Letchworth resident’s ash tree killer disease fears

PUBLISHED: 13:02 18 November 2012

Mark Jaggard in front of his ash tree, which he believes could have the ash dieback diease

Mark Jaggard in front of his ash tree, which he believes could have the ash dieback diease

Archant

A DISEASE which threatens the existence of ash trees may have spread to Comet country.

The ash dieback fungus is killing ash trees across Europe, with the highest number of confirmed UK cases in the East Anglia region.

Letchworth GC resident Mark Jaggard completed an assessment for the Forestry Commission last week after noticing an ash tree in his back garden was showing signs of the disease, also known as chalara fraxinea.

Mr Jaggard is yet to hear back from the government department responsible for the protection of Britain’s forests and woodlands but fears if his diagnosis is correct ash trees in nearby Norton Common could also be affected.

The tree was already in Mr Jaggard’s garden when he moved to Hawthorn Hill six years ago and could be between 30 to 40 years old.

He said: “I was looking out the window into my back garden and noticed it so went out to have a closer look. I noticed the tree looked like it has black frost damage and several outer branches are dead or dying, different to the usual autumn drop.

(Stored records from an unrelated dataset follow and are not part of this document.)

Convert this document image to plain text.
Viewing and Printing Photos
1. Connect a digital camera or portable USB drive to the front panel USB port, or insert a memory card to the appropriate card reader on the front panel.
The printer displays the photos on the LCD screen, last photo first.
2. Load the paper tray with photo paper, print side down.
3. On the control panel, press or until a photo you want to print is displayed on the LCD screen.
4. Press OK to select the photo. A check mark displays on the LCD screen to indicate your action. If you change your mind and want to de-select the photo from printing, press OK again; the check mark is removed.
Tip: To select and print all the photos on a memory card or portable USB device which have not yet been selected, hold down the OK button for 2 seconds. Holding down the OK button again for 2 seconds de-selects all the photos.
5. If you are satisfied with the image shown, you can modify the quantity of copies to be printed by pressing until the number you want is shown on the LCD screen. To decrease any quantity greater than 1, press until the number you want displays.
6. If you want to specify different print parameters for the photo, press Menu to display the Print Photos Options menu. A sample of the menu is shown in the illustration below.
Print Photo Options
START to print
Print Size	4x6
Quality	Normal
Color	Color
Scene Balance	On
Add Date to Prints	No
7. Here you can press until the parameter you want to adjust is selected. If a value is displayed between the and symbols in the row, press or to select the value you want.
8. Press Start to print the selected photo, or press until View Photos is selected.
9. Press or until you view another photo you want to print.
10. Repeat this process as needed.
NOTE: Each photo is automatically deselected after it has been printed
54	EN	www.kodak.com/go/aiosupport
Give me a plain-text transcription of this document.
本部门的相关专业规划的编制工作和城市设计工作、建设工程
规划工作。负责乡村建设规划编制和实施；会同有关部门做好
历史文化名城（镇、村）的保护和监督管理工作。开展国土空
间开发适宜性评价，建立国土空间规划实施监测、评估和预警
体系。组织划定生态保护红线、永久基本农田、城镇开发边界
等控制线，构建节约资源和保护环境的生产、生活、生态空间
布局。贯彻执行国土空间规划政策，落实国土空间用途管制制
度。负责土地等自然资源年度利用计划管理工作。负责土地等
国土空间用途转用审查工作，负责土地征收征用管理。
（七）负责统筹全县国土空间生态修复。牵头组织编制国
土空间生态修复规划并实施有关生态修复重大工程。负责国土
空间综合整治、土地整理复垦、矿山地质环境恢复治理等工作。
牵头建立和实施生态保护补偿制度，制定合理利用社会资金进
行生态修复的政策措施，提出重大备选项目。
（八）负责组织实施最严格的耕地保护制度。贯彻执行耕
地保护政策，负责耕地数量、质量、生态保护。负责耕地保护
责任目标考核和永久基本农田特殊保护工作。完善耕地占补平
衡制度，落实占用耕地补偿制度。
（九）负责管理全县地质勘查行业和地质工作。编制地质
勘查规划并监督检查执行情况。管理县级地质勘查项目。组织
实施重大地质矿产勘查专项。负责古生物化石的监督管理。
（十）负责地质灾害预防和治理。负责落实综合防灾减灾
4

“If it does have the disease it could have spread to Norton Common nature reserve.”

The first UK case of ash dieback was confirmed in ash plants in a nursery in Buckinghamshire in March 2012, after being imported from The Netherlands.

Experts believe the disease is spread through the air by the wind and through movement of diseased plants, with ash tree imports now banned by the Government.

Its onset is quicker in young ash trees, which are being chopped down in confirmed cases, while older trees, which tend to resist the disease for longer, are currently not being culled.